Économie Depuis sa séparation du reste de l'archipel des Comores, l'économie Mahoraise n'avait pas réellement démarrée. On pouvait même parler d'économie au minima ou au ralenti. Il aura fallut attendre la loi 2001-616 du 11 Juillet 2001 portant le statut de Collectivité Départementale à l'île que des efforts significatifs dans ce domaine ont pu être notés. L'économie Mahoraise est donc en plein période de transition. Une transition qui se fait à vitesse grand «V». La présence de nombreux centres d'activités, des commerces de tous genres, d'entreprises modernes, d'investisseurs de grande envergure, la modernisation de l'agriculture et la pêche, et le BTP sans oublier le développement des infrastructures (Hôpitaux, routes, port, Aéroport…), viennent confirmer cette mutation de l'économie Mahoraise. Le nombre d'immatriculation au Centre de Formalité des Entreprises (CFE) ne cesse d'augmenter.
Malgré des progrès évidents et continus, l'économie Mahoraise est très dépendante de la France et de l'Europe comme toutes les autres îles DOM-TOM.
Le développement d'infrastructures modernes, des réseaux d'eau et d'assainissement, de l'hôpital, des écoles repose sur des financements de la Métropole et de l’Union Européenne.
La croissance du pouvoir d'achat de la population est due en grande partie aux injections d'argent public. Ainsi, en application des engagements de l'état Français, une convention de développement en faveur de Mayotte a été signée au travers du Plan d’Aménagement et du Développement Durable (PADD).
Dans ce cadre, de nombreuses réalisations seront menées principalement au sein de grands axes : Tourisme, transport, formation-éducation, agriculture, artisanat, environnement et développement durable générant ainsi une activité soutenue sur plusieurs années.
Le résultat de la consultation pour la départementalisation de l'île prévu courant 2009 va faire « décoller » l'île dans tous les domaines.

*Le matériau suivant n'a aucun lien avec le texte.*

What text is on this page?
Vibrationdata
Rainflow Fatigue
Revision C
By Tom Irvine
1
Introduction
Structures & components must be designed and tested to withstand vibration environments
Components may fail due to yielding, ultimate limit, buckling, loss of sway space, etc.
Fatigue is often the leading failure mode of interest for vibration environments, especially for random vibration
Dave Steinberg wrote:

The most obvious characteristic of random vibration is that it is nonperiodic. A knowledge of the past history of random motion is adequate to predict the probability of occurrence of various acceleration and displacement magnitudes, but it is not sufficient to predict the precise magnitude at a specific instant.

L'économie traditionnelle qui consistait à des échanges de survit s'efface rapidement au profil d'une économie plus moderne épousant peu à peu les règles du capitalisme.

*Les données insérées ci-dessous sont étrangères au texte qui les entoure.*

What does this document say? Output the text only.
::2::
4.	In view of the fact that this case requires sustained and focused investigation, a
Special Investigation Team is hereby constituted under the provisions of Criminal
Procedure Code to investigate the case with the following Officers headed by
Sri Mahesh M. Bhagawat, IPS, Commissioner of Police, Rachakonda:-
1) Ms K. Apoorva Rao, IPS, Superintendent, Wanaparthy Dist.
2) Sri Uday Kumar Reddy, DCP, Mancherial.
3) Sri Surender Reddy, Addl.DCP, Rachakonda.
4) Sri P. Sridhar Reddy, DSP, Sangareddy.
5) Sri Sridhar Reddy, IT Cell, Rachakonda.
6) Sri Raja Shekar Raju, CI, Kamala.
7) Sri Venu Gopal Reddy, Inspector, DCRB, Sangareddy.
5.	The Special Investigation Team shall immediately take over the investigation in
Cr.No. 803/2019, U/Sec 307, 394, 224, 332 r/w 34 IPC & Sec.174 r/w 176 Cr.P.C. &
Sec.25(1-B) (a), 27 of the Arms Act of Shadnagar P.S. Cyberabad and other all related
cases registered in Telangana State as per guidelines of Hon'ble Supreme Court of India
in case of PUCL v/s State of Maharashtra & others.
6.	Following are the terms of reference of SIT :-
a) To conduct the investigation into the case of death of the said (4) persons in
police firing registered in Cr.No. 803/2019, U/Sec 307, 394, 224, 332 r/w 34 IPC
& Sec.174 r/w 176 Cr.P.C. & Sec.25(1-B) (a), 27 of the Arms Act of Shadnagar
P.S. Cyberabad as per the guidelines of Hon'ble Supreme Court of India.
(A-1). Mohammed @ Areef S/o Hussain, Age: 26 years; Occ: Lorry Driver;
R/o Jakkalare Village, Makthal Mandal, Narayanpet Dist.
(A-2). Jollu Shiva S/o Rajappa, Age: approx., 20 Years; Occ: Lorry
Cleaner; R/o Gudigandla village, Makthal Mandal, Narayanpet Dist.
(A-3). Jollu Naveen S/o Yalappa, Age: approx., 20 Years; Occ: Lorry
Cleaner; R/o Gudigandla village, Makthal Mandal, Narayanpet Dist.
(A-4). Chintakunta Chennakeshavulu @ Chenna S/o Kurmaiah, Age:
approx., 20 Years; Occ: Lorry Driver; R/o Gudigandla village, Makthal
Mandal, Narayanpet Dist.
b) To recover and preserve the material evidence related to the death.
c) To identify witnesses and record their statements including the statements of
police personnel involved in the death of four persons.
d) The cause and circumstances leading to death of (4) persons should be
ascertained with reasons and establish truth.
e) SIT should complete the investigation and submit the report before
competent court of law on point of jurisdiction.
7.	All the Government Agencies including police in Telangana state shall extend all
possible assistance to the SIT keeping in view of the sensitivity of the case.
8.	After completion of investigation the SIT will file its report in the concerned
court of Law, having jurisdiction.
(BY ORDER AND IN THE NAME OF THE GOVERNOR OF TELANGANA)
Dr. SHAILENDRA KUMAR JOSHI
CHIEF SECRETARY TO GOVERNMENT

Dans les points ci-dessous nous vous présentons les secteurs clefs de cette mutation.
Secteur du Commerce
1-Commerce intérieur.
Les entreprises de commerce représentent la moitié (50%) du nombre total des entreprises inscrites au CFE de Mayotte. Il s'agit en grande partie des petites ou très petites entreprises individuelles centrées sur le commerce de détail et la restauration. Ce développement est favorisé par l'accès aux particuliers des prêts bancaires et aux aides à la création d'entreprises motivées par l’ADIE, la boutique de gestion, et par les organismes de conseils dédiés.

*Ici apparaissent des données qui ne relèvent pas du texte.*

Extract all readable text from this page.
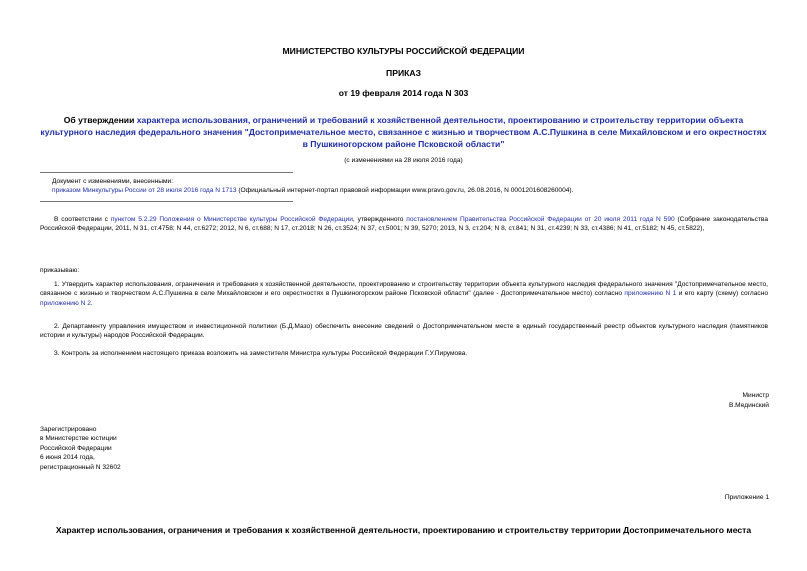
МИНИСТЕРСТВО КУЛЬТУРЫ РОССИЙСКОЙ ФЕДЕРАЦИИ
ПРИКАЗ
от 19 февраля 2014 года N 303
Об утверждении характера использования, ограничений и требований к хозяйственной деятельности, проектированию и строительству территории объекта культурного наследия федерального значения "Достопримечательное место, связанное с жизнью и творчеством А.С.Пушкина в селе Михайловском и его окрестностях в Пушкиногорском районе Псковской области"
(с изменениями на 28 июля 2016 года)
Документ с изменениями, внесенными:
приказом Минкультуры России от 28 июля 2016 года N 1713 (Официальный интернет-портал правовой информации www.pravo.gov.ru, 26.08.2016, N 0001201608260004).
В соответствии с пунктом 5.2.29 Положения о Министерстве культуры Российской Федерации, утвержденного постановлением Правительства Российской Федерации от 20 июля 2011 года N 590 (Собрание законодательства Российской Федерации, 2011, N 31, ст.4758; N 44, ст.6272; 2012, N 6, ст.688; N 17, ст.2018; N 26, ст.3524; N 37, ст.5001; N 39, 5270; 2013, N 3, ст.204; N 8, ст.841; N 31, ст.4239; N 33, ст.4386; N 41, ст.5182; N 45, ст.5822),
приказываю:
1. Утвердить характер использования, ограничения и требования к хозяйственной деятельности, проектированию и строительству территории объекта культурного наследия федерального значения "Достопримечательное место, связанное с жизнью и творчеством А.С.Пушкина в селе Михайловском и его окрестностях в Пушкиногорском районе Псковской области" (далее - Достопримечательное место) согласно приложению N 1 и его карту (схему) согласно приложению N 2.
2. Департаменту управления имуществом и инвестиционной политики (Б.Д.Мазо) обеспечить внесение сведений о Достопримечательном месте в единый государственный реестр объектов культурного наследия (памятников истории и культуры) народов Российской Федерации.
3. Контроль за исполнением настоящего приказа возложить на заместителя Министра культуры Российской Федерации Г.У.Пирумова.
Министр
В.Мединский
Зарегистрировано
в Министерстве юстиции
Российской Федерации
6 июня 2014 года,
регистрационный N 32602
Приложение 1
Характер использования, ограничения и требования к хозяйственной деятельности, проектированию и строительству территории Достопримечательного места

On y trouve également des grandes structures de commerce, telles que des magasins à grandes surfaces alimentaires et à marchandises générales (CORA, SHOPI, BALLOU, M. BRICOLAGE …), des concessionnaires d'automobiles de luxe (BMW, FORD, RENAULT…) et utilitaires.
Ce développement est dû à l'amélioration continue du pouvoir d'achat des ménages Mahorais et l'arrivée importante de métropolitains. Ce secteur est en pleine réorganisation et des nouvelles offres de service vont apparaître de plus en plus telle que les agences de publicité et de communication, les kiosques à journaux, distributeurs automatiques de produits…
Et pourtant, le secteur de commerce n'est pas celui qui emploie le plus de personne dans l'économie Mahoraise. L'effectif est estimé à 25% de la population active. Ceci étant du au fait que la plupart des commerces sont des affaires familiales et donc possède rarement d'employés.
Dans ce secteur, tout reste à faire ! Des bars-tabac, des magasins d'ameublement, des fast-foods, des salles de jeux, des parcs d'attraction, des lieux de détente, …etc. Si vous souhaitez investir à Mayotte, n'hésitez par à faire un cour séjour sur place pour évaluer par vous-même le marché et les opportunités.